24 de julho de 2015

Cadeiras Proibidas, de Ignácio de Loyola Brandão

Encontrei-me com Loyola e de chofre perguntei: “Ignácio, digamos que uma pessoa que nunca leu teus contos quer começar a lê-los, por qual livro você recomendaria que esta pessoa começasse?”

Eu já havia lido contos do autor; na verdade, eu o leio desde os 14, 15 anos, ainda que eu entendesse pouco ou quase nada da sua simbologia. Mas como sempre estou a recomendar leituras para os outros, queria saber o que ele tinha a dizer a respeito da própria obra. E ele não se furtou à pergunta, pelo contrário, também recomendou-me um romance para quem quiser começar a lê-lo pela primeira vez (e não, não foi o famoso Zero).
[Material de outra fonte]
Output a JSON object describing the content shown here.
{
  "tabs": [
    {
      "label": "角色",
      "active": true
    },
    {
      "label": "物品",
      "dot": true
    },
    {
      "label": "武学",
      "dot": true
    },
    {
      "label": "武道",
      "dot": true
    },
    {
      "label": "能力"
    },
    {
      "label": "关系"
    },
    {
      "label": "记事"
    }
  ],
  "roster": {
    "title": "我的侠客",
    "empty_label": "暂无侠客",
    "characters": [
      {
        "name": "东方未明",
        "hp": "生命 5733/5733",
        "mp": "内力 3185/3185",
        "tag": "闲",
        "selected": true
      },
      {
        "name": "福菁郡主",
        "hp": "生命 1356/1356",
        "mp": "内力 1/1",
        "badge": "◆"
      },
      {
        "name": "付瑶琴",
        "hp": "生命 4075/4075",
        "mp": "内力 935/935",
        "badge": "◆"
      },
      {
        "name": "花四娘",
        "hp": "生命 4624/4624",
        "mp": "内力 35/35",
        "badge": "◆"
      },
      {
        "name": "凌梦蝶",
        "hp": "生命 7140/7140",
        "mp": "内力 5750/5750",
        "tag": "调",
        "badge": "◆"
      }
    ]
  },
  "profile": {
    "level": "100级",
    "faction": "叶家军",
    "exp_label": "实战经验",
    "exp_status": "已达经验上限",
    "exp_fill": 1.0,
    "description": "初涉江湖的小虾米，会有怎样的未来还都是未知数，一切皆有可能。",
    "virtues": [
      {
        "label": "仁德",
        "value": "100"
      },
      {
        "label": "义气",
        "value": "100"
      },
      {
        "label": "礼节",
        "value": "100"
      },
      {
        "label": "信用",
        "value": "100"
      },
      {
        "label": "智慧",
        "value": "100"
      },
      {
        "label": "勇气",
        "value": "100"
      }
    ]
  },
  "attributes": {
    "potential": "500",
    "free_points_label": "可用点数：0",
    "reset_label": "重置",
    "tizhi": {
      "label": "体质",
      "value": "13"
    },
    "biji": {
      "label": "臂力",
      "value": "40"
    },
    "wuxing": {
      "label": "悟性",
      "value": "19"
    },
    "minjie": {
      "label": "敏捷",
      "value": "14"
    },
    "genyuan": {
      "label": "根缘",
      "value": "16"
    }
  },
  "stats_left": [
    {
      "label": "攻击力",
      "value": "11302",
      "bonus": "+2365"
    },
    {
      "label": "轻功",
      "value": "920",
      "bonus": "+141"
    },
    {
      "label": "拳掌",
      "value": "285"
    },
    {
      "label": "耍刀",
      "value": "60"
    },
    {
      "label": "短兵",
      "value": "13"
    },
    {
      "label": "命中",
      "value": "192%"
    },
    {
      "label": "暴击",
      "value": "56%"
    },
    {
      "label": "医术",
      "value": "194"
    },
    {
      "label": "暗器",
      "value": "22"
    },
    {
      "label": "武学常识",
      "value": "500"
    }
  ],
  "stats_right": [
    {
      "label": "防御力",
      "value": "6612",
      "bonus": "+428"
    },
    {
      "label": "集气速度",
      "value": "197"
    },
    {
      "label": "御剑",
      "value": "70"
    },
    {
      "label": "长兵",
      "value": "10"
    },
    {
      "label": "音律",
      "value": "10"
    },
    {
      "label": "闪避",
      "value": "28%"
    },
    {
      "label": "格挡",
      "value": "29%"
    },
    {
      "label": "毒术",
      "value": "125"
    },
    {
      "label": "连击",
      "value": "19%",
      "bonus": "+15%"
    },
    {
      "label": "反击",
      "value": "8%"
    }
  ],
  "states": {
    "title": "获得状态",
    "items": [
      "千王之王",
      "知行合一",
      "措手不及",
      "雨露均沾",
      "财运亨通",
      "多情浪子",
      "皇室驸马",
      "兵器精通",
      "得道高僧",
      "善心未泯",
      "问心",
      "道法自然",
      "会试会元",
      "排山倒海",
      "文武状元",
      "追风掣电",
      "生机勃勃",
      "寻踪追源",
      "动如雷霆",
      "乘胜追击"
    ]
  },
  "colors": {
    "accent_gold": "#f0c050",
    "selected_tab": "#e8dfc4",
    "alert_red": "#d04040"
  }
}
“Sugiro que comece por Cadeiras proibidas”, ele me disse sem hesitar. E complementou: “São contos dos quais eu gosto muito”. Ao lado dele, havia uma livraria, na qual eu entrei, adquiri o livro e pedi para que ele o autografasse. Ele escreveu: “Para Marco Severo, estes contos, sobreviventes de tempos difíceis – um fraterno abraço”, assinou seu nome e colocou a data. Estava dado o recado, mas eu ainda não sabia disso.

cadeiras

 

Originalmente publicado em 1976, quando as coisas no Brasil eram de fato muito difíceis, Cadeiras proibidas(Global Editora, 140 págs.) percorre em dezenas de contos todo o período da ditadura no país, usando-se do realismo mágico que sufoca, tão comum em Kafka. Não à toa, os cenários utilizados por Loyola em praticamente todos os contos do livro são escritórios, fábricas, repartições – lugares fechados, que aprisionam os personagens que, aliás, podem ser qualquer um de nós: outra característica da obra é que em apenas dois, dos 32 contos, algum personagem tem nome – e, ainda assim, dito apenas de passagem, de forma ilustrativa – denotando claramente que, apesar de absurdas, cada uma das histórias é sobre o ser humano, independente de sua raça, credo ou nome: o absurdo atinge a todos.

Da mesma maneira, não existe grande variação nos títulos. Geralmente começam com “O homem que” ou alguma pequena modificação nisso. E embora o protagonista da maioria das histórias seja mesmo alguém do século masculino, também é forçoso compreender que o homem, aqui, é a humanidade como um todo. Todos somos reféns de sistemas opressores, vítimas da violência, do medo, da castração das vontades. Assim, no realismo mágico de Ignácio de Loyola Brandão, temos um homem que perde a própria essência ao descobrir-se com um furo na mão, outro que se transforma em barbante, outro que vê o filho ser comido por um lagarto, ou ainda um que liga para si mesmo, apenas para descobrir um grande e grave surpresa a respeito de si mesmo, e um que quer entender como funciona a Máquina – e por causa disso tem sua liberdade cerceada e a vida completamente modificada.

Os contos do livro, no entanto, são crus. Crus de tal maneira que muitas vezes parecem ausentes de humanidade. E isso, que pode dar uma ideia de que o livro é por demais seco, é mais uma forma do autor fazer chegar até o leitor a sua ideia dos “tempos difíceis”, que ele escreveu na dedicatória feita para mim.

Ler estes contos em 2015, quando observa-se um movimento conservador tão crescente no país, em que alguns incautos saem às ruas clamando pela volta da ditadura, é não apenas um tapa na cara desses pobres seres humanos, como também uma aula de literatura e de história, tão necessária em tempos que correm.